World News
First female U.S. Secretary of State Madeleine Albright dies at 84
Former United States Secretary of State Madeleine Albright died of cancer on Wednesday at the age of 84, her family said in a statement.
“We are heartbroken to announce that Dr. Madeleine K. Albright, the 64th U.S. Secretary of State and the first woman to hold that position, passed away earlier today,” the family wrote. “The cause was cancer. She was surrounded by family and friends. We have lost a loving mother, grandmother, sister, aunt, and friend.”
Albright was born Marie Jana Korbelová and immigrated to the United States from Czechoslovakia with her family in 1948. She earned a PhD from Columbia University in 1975, worked for former Senator Edmund Muskie and later with Zbigniew Brzezinski on the U.S. National Security Council during the Carter administration. She later served in the administration of President Bill Clinton as U.S. Ambassador to the United Nations and then as Secretary of State.
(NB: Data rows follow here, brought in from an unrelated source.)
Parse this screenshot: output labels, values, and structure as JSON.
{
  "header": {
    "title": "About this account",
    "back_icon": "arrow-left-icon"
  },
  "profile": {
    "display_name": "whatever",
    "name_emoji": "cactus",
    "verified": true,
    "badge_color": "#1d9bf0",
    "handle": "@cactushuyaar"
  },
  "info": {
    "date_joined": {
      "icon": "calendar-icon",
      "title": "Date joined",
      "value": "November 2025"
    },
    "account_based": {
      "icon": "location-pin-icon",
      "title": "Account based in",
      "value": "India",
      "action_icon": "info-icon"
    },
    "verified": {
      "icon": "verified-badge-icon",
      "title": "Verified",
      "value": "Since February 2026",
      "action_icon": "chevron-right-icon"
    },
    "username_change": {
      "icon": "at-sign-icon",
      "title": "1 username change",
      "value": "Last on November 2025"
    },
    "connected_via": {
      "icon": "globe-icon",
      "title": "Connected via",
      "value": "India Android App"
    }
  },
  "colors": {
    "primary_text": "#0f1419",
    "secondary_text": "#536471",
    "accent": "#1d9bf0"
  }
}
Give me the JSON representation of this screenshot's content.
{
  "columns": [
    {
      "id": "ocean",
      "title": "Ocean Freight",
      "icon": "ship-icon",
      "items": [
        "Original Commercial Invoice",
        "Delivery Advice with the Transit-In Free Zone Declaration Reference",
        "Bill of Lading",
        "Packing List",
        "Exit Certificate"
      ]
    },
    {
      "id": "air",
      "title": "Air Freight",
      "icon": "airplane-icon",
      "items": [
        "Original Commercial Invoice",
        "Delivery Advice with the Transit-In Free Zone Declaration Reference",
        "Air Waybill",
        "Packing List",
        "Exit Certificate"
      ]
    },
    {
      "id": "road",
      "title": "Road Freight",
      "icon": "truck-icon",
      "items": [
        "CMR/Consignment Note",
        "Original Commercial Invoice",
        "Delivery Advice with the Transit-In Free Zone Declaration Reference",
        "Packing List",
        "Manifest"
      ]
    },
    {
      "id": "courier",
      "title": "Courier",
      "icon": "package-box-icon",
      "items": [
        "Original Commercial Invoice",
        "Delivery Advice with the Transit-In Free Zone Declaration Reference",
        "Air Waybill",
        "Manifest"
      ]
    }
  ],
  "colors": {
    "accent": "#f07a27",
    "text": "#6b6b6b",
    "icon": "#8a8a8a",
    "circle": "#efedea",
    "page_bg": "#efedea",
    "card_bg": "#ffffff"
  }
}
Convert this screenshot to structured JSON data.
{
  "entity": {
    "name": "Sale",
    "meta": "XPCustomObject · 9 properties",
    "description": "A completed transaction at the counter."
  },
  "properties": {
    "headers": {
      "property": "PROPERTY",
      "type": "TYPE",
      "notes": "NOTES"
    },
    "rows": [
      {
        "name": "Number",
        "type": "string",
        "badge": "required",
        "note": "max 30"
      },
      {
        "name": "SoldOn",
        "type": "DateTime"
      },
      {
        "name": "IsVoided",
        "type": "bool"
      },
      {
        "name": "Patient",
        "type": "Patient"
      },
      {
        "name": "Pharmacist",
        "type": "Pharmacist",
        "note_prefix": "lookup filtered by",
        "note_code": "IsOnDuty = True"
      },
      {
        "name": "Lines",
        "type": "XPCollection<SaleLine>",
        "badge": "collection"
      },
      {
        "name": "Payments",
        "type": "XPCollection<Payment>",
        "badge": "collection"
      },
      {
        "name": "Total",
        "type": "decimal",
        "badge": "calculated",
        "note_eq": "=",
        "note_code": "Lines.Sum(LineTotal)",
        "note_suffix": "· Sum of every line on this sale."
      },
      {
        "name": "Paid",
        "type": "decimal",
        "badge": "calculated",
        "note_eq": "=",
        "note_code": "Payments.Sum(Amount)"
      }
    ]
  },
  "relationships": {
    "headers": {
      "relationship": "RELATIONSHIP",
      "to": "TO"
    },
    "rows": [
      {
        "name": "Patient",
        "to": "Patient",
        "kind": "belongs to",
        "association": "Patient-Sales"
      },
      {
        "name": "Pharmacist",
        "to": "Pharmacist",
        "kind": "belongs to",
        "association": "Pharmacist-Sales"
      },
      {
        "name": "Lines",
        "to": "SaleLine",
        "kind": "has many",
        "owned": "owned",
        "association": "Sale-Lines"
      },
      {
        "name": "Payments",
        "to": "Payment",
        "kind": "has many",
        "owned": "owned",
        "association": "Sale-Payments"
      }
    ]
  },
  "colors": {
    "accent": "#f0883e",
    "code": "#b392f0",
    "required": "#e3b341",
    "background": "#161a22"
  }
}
President Barack Obama gave her the Presidential Medal of Freedom in 2012.
Her family was Jewish and converted to Roman Catholicism when she was five years old. Three of her Jewish grandparents died in concentration camps.
Her family, which was original Jewish before it converted to Roman catholicism when she was five years old, described her as “a tireless champion of democracy and human rights” who was at the time of her death a professor at Georgetown University’s School of Foreign Service.
She was also chair of Albright Stonebridge Group of Dentos Global Advisors, chair of Albright Capital Management, president of Harry S. Truman Scholarship Foundation, chair of the National Democratic Institute, chair of the U.S. Policy Board, and an author.
“She founded the Albright Institute for Global Affairs at Wellesley College, served a lifetime trustee of The Aspen Institute, and was a member of the chapter of the Washington National Cathedral,” the family added.